“Dirt is matter out of place”
Mary Douglas
Tem-se falado muito de badalhoquices. Eu próprio abri a minha colaboração aqui em tom escatológico, e pouco depois meti-me a falar do discurso metaforicamente higiénico sobre a respeitabilidade, a casa bem governada e o raio que o parta. Também não por acaso, a revista da Unipop vai chamar-se Imprópria. Mas o mote para uma discussão mais séria sobre o assunto aqui no Unipoppers foi dado ontem pelo Ricardo. Os termos usados não vêm do nada, e remontam a discussões que têm circulado por aí: aqui há não muito tempo, a propósito dos efeitos secundários menos salubres da acampada no Rossio, o Zé Neves abordava o tópico, comentando uma imagem e algumas recações à mesma que enojam, seguramente, mas não pelas razões que os seus autores teriam em mente (dispenso-me de listar os outros e vários justíssimos ataques). E continuam na ordem do dia (ver o post logo abaixo). Na primeira discussão, o Zé referia a Mary Douglas, cuja definição clássica de sujidade aqui serve de epígrafe. Mesmo sem mais explicações, é um bom sítio para começar, porque abre logo para um conjunto de discussões sobre as classificações e as topografias, reais ou imaginadas, que atravessam o nosso espaço comum, e aquilo que ele poderia ser.
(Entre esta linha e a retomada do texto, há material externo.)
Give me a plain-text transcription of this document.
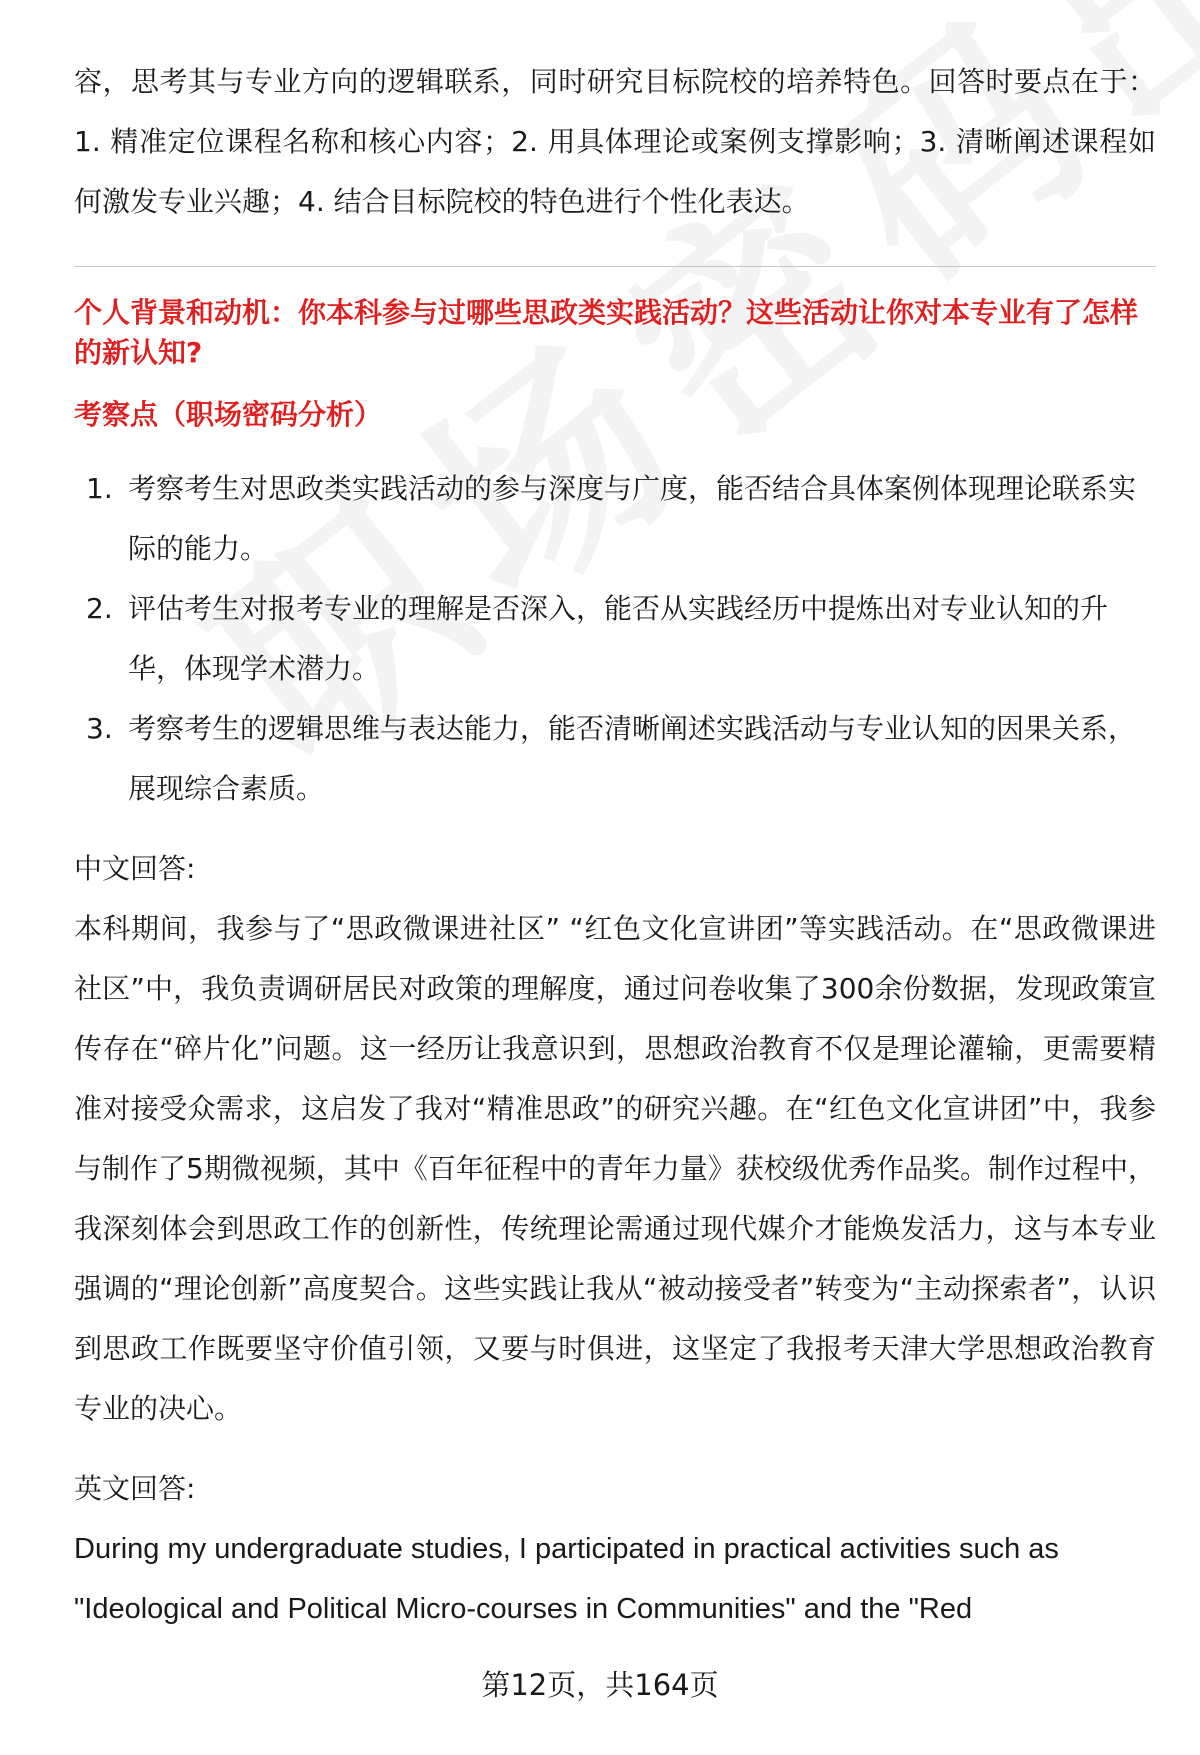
容，思考其与专业方向的逻辑联系，同时研究目标院校的培养特色。回答时要点在于：1. 精准定位课程名称和核心内容；2. 用具体理论或案例支撑影响；3. 清晰阐述课程如何激发专业兴趣；4. 结合目标院校的特色进行个性化表达。

个人背景和动机：你本科参与过哪些思政类实践活动？这些活动让你对本专业有了怎样的新认知?

考察点（职场密码分析）

1. 考察考生对思政类实践活动的参与深度与广度，能否结合具体案例体现理论联系实际的能力。
2. 评估考生对报考专业的理解是否深入，能否从实践经历中提炼出对专业认知的升华，体现学术潜力。
3. 考察考生的逻辑思维与表达能力，能否清晰阐述实践活动与专业认知的因果关系，展现综合素质。

中文回答:

本科期间，我参与了“思政微课进社区” “红色文化宣讲团”等实践活动。在“思政微课进社区”中，我负责调研居民对政策的理解度，通过问卷收集了300余份数据，发现政策宣传存在“碎片化”问题。这一经历让我意识到，思想政治教育不仅是理论灌输，更需要精准对接受众需求，这启发了我对“精准思政”的研究兴趣。在“红色文化宣讲团”中，我参与制作了5期微视频，其中《百年征程中的青年力量》获校级优秀作品奖。制作过程中，我深刻体会到思政工作的创新性，传统理论需通过现代媒介才能焕发活力，这与本专业强调的“理论创新”高度契合。这些实践让我从“被动接受者”转变为“主动探索者”，认识到思政工作既要坚守价值引领，又要与时俱进，这坚定了我报考天津大学思想政治教育专业的决心。

英文回答:

During my undergraduate studies, I participated in practical activities such as "Ideological and Political Micro-courses in Communities" and the "Red

第12页，共164页
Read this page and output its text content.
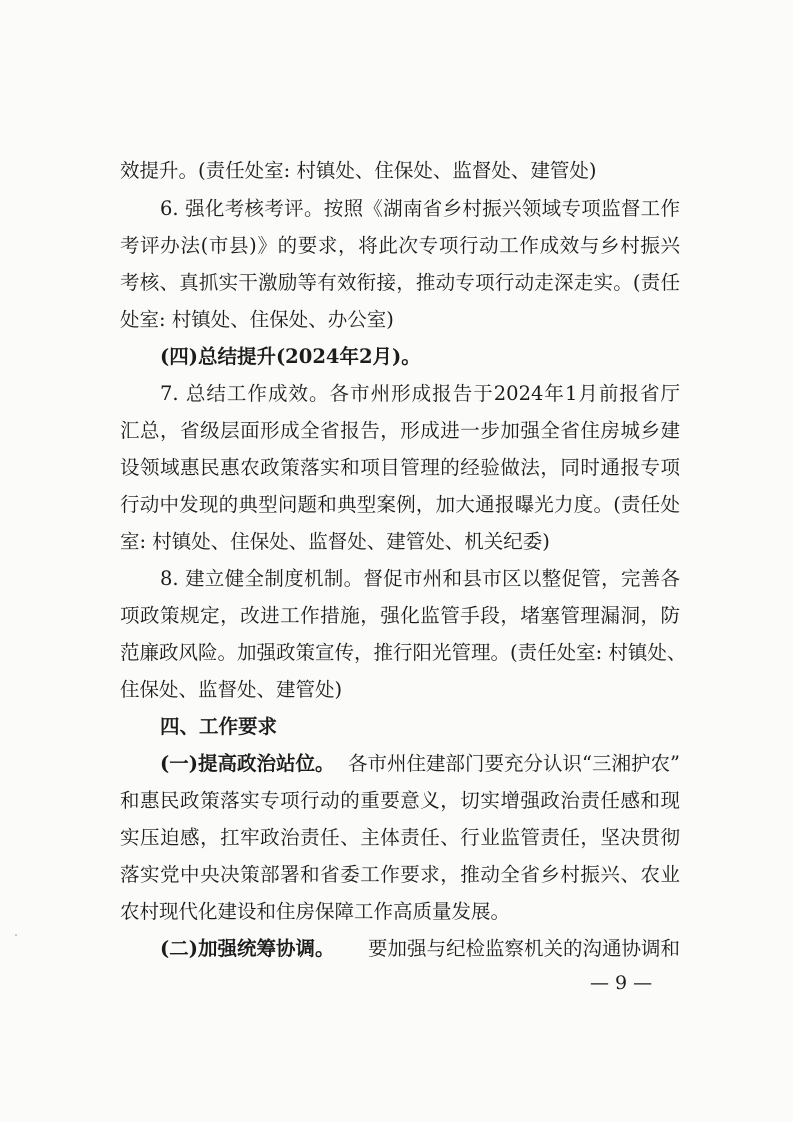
效提升。(责任处室: 村镇处、住保处、监督处、建管处)
6. 强化考核考评。按照《湖南省乡村振兴领域专项监督工作
考评办法(市县)》的要求，将此次专项行动工作成效与乡村振兴
考核、真抓实干激励等有效衔接，推动专项行动走深走实。(责任
处室: 村镇处、住保处、办公室)
(四)总结提升(2024年2月)。
7. 总结工作成效。各市州形成报告于2024年1月前报省厅
汇总，省级层面形成全省报告，形成进一步加强全省住房城乡建
设领域惠民惠农政策落实和项目管理的经验做法，同时通报专项
行动中发现的典型问题和典型案例，加大通报曝光力度。(责任处
室: 村镇处、住保处、监督处、建管处、机关纪委)
8. 建立健全制度机制。督促市州和县市区以整促管，完善各
项政策规定，改进工作措施，强化监管手段，堵塞管理漏洞，防
范廉政风险。加强政策宣传，推行阳光管理。(责任处室: 村镇处、
住保处、监督处、建管处)
四、工作要求
(一)提高政治站位。 各市州住建部门要充分认识“三湘护农”
和惠民政策落实专项行动的重要意义，切实增强政治责任感和现
实压迫感，扛牢政治责任、主体责任、行业监管责任，坚决贯彻
落实党中央决策部署和省委工作要求，推动全省乡村振兴、农业
农村现代化建设和住房保障工作高质量发展。
(二)加强统筹协调。 要加强与纪检监察机关的沟通协调和
— 9 —
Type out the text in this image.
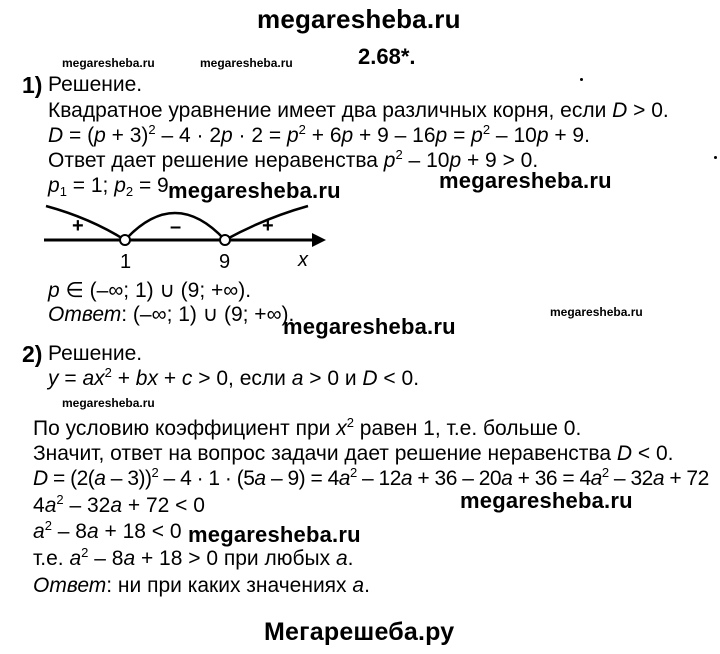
megaresheba.ru
2.68*.
megaresheba.ru	megaresheba.ru
1) Решение.
Квадратное уравнение имеет два различных корня, если D > 0.
$D = (p + 3)^2 - 4 \cdot 2p \cdot 2 = p^2 + 6p + 9 - 16p = p^2 - 10p + 9$.
Ответ дает решение неравенства $p^2 - 10p + 9 > 0$.
$p_1 = 1$; $p_2 = 9$.
megaresheba.ru	megaresheba.ru
+	–	+
1	9	x
p ∈ (–∞; 1) ∪ (9; +∞).
Ответ: (–∞; 1) ∪ (9; +∞).	megaresheba.ru
megaresheba.ru
2) Решение.
$y = ax^2$ + bx + c > 0, если a > 0 и D < 0.
megaresheba.ru
По условию коэффициент при $x^2$ равен 1, т.е. больше 0.
Значит, ответ на вопрос задачи дает решение неравенства D < 0.
$D = (2(a - 3))^2 - 4 \cdot 1 \cdot (5a - 9) = 4a^2 - 12a + 36 - 20a + 36 = 4a^2 - 32a + 72$
megaresheba.ru
$4a^2 - 32a + 72 < 0$
$a^2 - 8a + 18 < 0$ megaresheba.ru
т.е. $a^2 - 8a + 18 > 0$ при любых a.
Ответ: ни при каких значениях a.
Мегарешеба.ру
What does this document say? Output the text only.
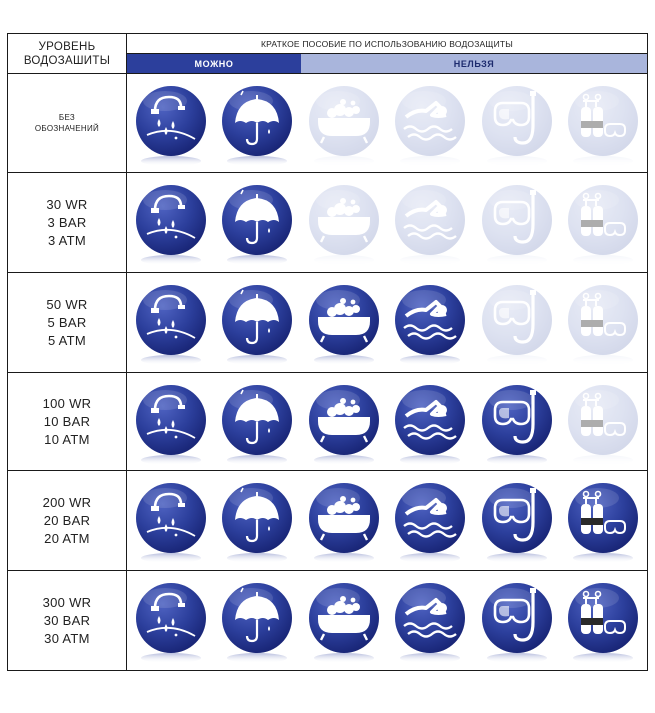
УРОВЕНЬ
ВОДОЗАШИТЫ
КРАТКОЕ ПОСОБИЕ ПО ИСПОЛЬЗОВАНИЮ ВОДОЗАЩИТЫ
МОЖНО	НЕЛЬЗЯ
БЕЗ
ОБОЗНАЧЕНИЙ
30 WR
3 BAR
3 ATM
50 WR
5 BAR
5 ATM
100 WR
10 BAR
10 ATM
200 WR
20 BAR
20 ATM
300 WR
30 BAR
30 ATM
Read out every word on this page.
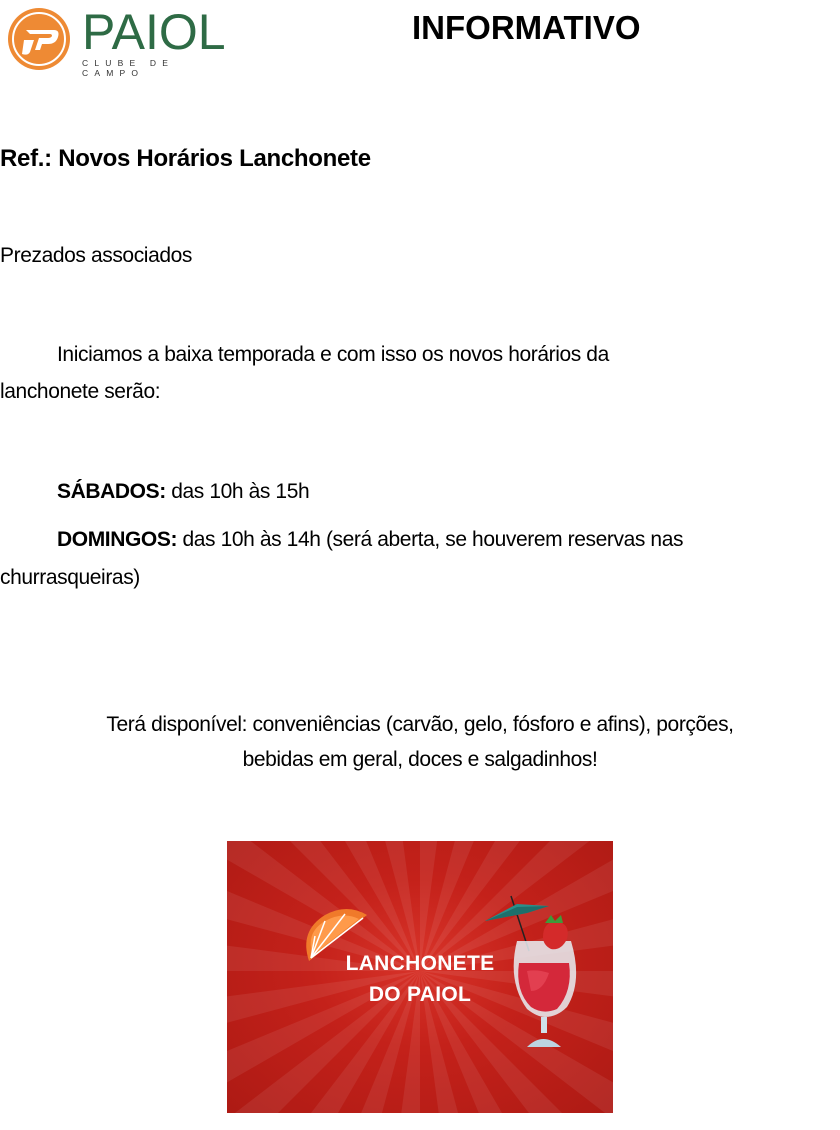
PAIOL
CLUBE DE CAMPO
INFORMATIVO
Ref.: Novos Horários Lanchonete
Prezados associados
Iniciamos a baixa temporada e com isso os novos horários da
lanchonete serão:
SÁBADOS: das 10h às 15h
DOMINGOS: das 10h às 14h (será aberta, se houverem reservas nas
churrasqueiras)
Terá disponível: conveniências (carvão, gelo, fósforo e afins), porções,
bebidas em geral, doces e salgadinhos!
LANCHONETE
DO PAIOL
Em termos mais literais, e mesmo esquecendo os comentários sobre “piolhosos” e coisas assim, a sujidade é um daqueles tópicos que vem sempre à baila quando se fala de revoluções ou revoltas ou insurreições por vir: “isso é tudo muito bonito, mas quem é que limpa as ruas, trata dos esgotos?” etc etc. A questão vem normalmente bem polvilhada de má-fé, mas não é parva (ou não é sempre parva, desde que a discussão seja séria): serve pelo menos de ponto de partida para um conjunto de problemas reais. E lembra-nos que convém não romantizar nem as revoluções nem a porcaria. A maior parte de nós aprecia o autoclismo e a água canalizada e, mesmo fora da esfera da higiene, andamos cobertos com camadas e camadas de hábitos (os ditos “hábitos burgueses”) que nos acolchoam o dia e que não se interrompem sem desconforto - mesmo que estejamos disposto a dispensá-los em certas circunstâncias.
De qualquer modo, há toda uma economia política do lixo e da limpeza (para não dizer da merda), que toca em questões centrais e interligadas como a Classe, as políticas de urbanização, a divisão de trabalho e de género, para dar apenas exemplos óbvios. Para lembrar rapidamente o carácter eminentemente político da questão (se é que é preciso lembrá-lo) basta pensarmos nas transformações em Nova Iorque sob a batuta de Rudolph Giuliani, cuja gestão assentava na “limpeza” da cidade ou “remoção do lixo urbano” a todos os níveis, desde o lixo propriamente dito, passando pela perseguição agressiva de vagabundos, loucos, bag ladies e squeegee men (os tipos que, ironicamente, limpavam os pára-brisas nos semáforos), até ao ataque os cinemas onde passavam filmes “porcos”, que foram empurrados para fora do centro. Enfim, os exemplos são inúmeros: os discursos críticos sobre a imigração, em particular, acabam frequentemente por rondar o campo semântico da sujidade, atrás do qual vêm outros (infecção e contágio). Há livros e livros sobre o tema: Anatomias do Nojo, Teorias do Lixo, Ensaios sobre a Abjecção, até Histórias da Merda. O meu conhecimento da matéria é íntimo, mas apenas de uma perspectiva prática, caseira e amadora (não sendo o gajo mais aprumado, confesso que a minha abordagem quotidiana à questão, fora de acampamentos, tende para o conservador; por exemplo, o piaçaba é uma coisa que me faz espécie precisamente por causa da tal “matéria fora do seu sítio”). Enfim, as ramificações políticas do tema, tanto em termos literais como figurativos, davam para encher de delícias escatológicas uma centena de blogues, durante décadas de postagens frenéticas.